# What are your focus areas in customer care?
Tata Teleservices is focused on making customer experience a key differentiator for the brand in the Indian telecom market. Over the last few months, we have invested heavily in end-to-end process mapping and upgrade.
From a technology perspective, one of our key requirements is to ensure that our customers get uninterrupted service whenever and wherever they connect. The whole eco-system of Network, Technology, IT is geared to ensure that the customer gets seamless and secure connectivity. Managing the network inventory and capacity, huge volumes of customer and call data, ensuring an efficient customer service delivery through a network of call centers and ensuring our readiness and capability to meet upcoming regulatory changes define some of the more critical technology requirements. The system needs to be flexible enough to incorporate the requirements in a secure and timely way at an optimal cost.
# How is big data transforming Tata Teleservices?
At present, there is a growing mandate across the Tata Group of companies to effectively use big data solutions to solve business problems and Tata Teleservices is a key participant in this journey. Tata Teleservices has been one of the early movers in the usage of big data solutions in India, which has resulted in very efficient solutions that also deliver information in a timely manner.
While the previous generation was happy to consume any content or offering by a brand, the millennial generation wants brands to hear their voices and incorporate their opinions before creating anything for them. Keeping this insight in mind, we place solid emphasis on end-to-end customer experience management. Big data enables the brand to analyse individual customer requirements and use the insights to enable personalized delivery of service through a responsive customer service organization and a dynamic information technology eco-system.
# What are the latest trends in IT for the telecommunications sector?
Technology advancements today are a lot more rapid than in the past. The communications world is an adherent of the Half-Life theory according to which every new technology takes half the time to mainstream as its predecessor. For example, the adoption of smartphones in Tier II and III cities has happened very rapidly with the advent of high-speed networks. This trend is not likely to abate in the coming years.
The world will continue to gravitate towards mobility, which requires that you make yourself independent of networks, platforms and devices. This spawns three distinct growth trends in 2015: increasing cloud adoption for access to content and applications; abundance of bandwidth and upscaling of the information security infrastructure.
On its own, big data will gain a firmer foothold with telecom operators as hyper-competition drives them to strengthen their data management and analytics capabilities to drill deep and wide for gaining better insights to enhance customer experience at every stage of interaction.
There are many advances that are ready for launch from a technological perspective and that have the potential to revolutionize. For example, IoT should gain pace, at least in vertical segments, but this is subject to various other non-technological factors. Smart Cities are another example, as is the mass adoption of Mobile Financial Services, Mobile-Health and a host of other Mobile Value Added Services.
This year is going to be one of technological leaps that will introduce India to the new world of communications that the telecom and IT convergence is enabling.
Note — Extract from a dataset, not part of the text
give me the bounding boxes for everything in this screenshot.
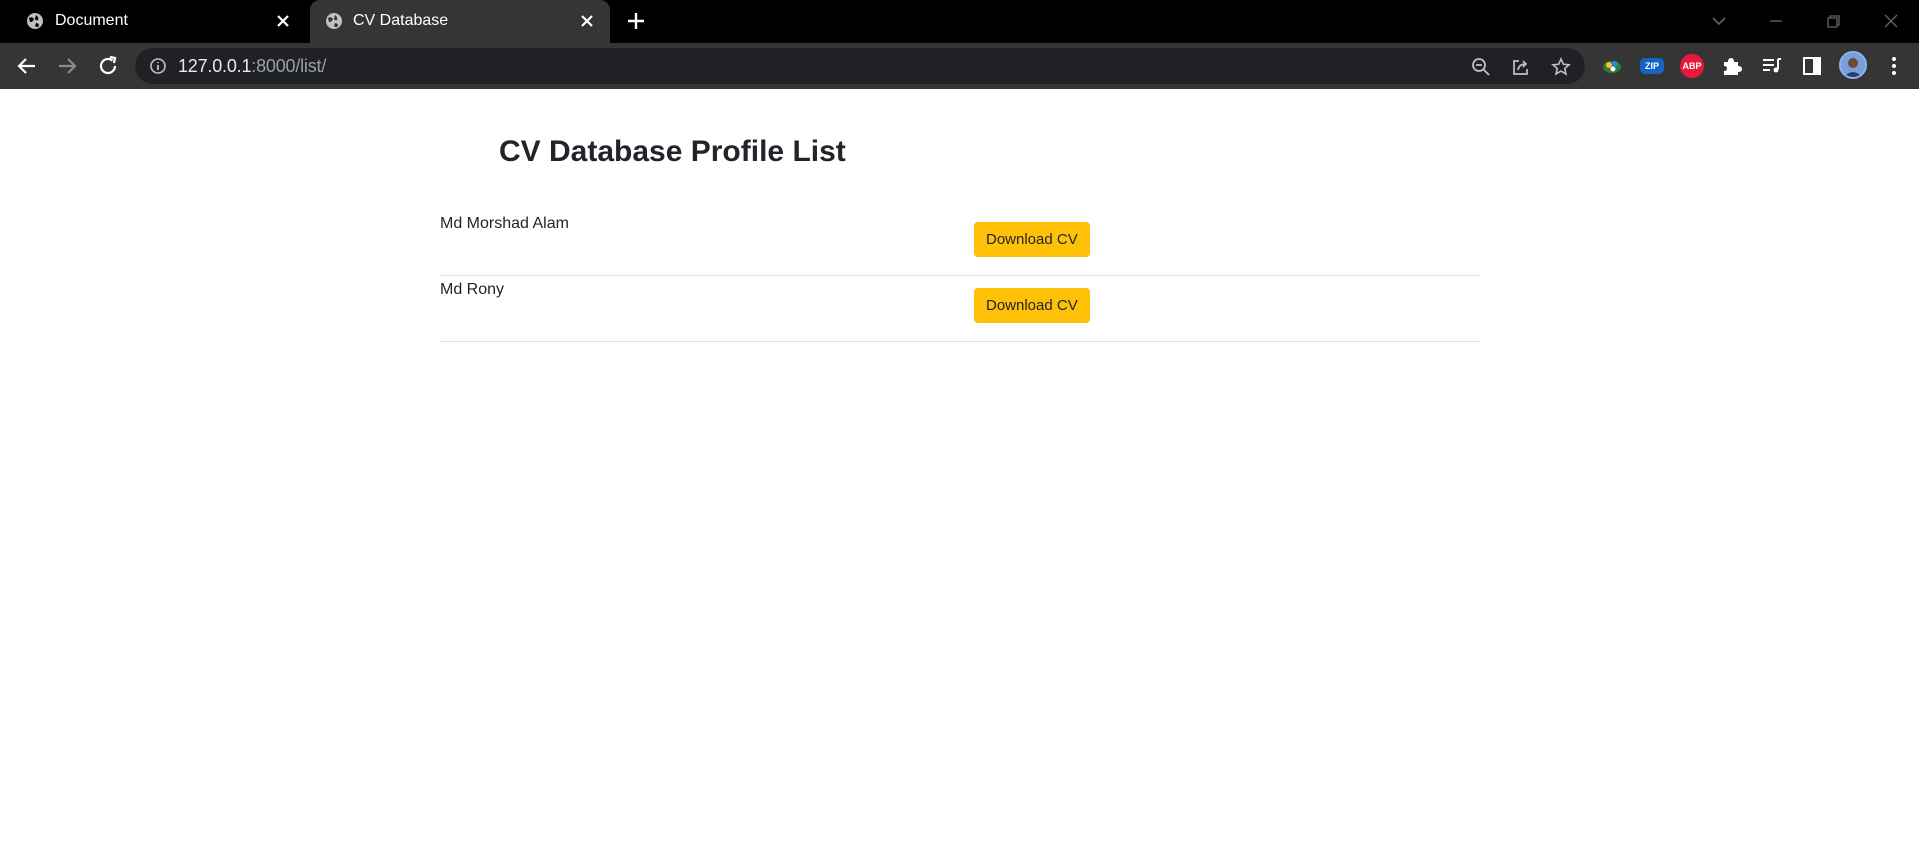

# What are your demands from IT vendors / partners?
Our vendors and partners are critical elements in the delivery value chain and their contribution is essential to our success. The ability of the vendor to understand the dynamics of our business environment, and feel the pulse of our customer, is what defines the new wave of collaboration. A partnership must be predicated on value and not cost, in order to bring in the best practices that help the business succeed.
Our key expectation from partners is a shared sense of urgency for achieving the stated business goals. If this is in place, all else is a matter of detail. Given the dynamic nature of business and a changing regulatory environment, a degree of flexibility on the part of the vendor is a clear norm.
It won’t be out of place to re-emphasize that business today happens between networks of companies. A clear expectation from vendors is to demonstrate consistency, while setting higher benchmarks of performance and providing thought leadership in areas where the principal may not have core competence. To the external world, the relationship has to be seamless.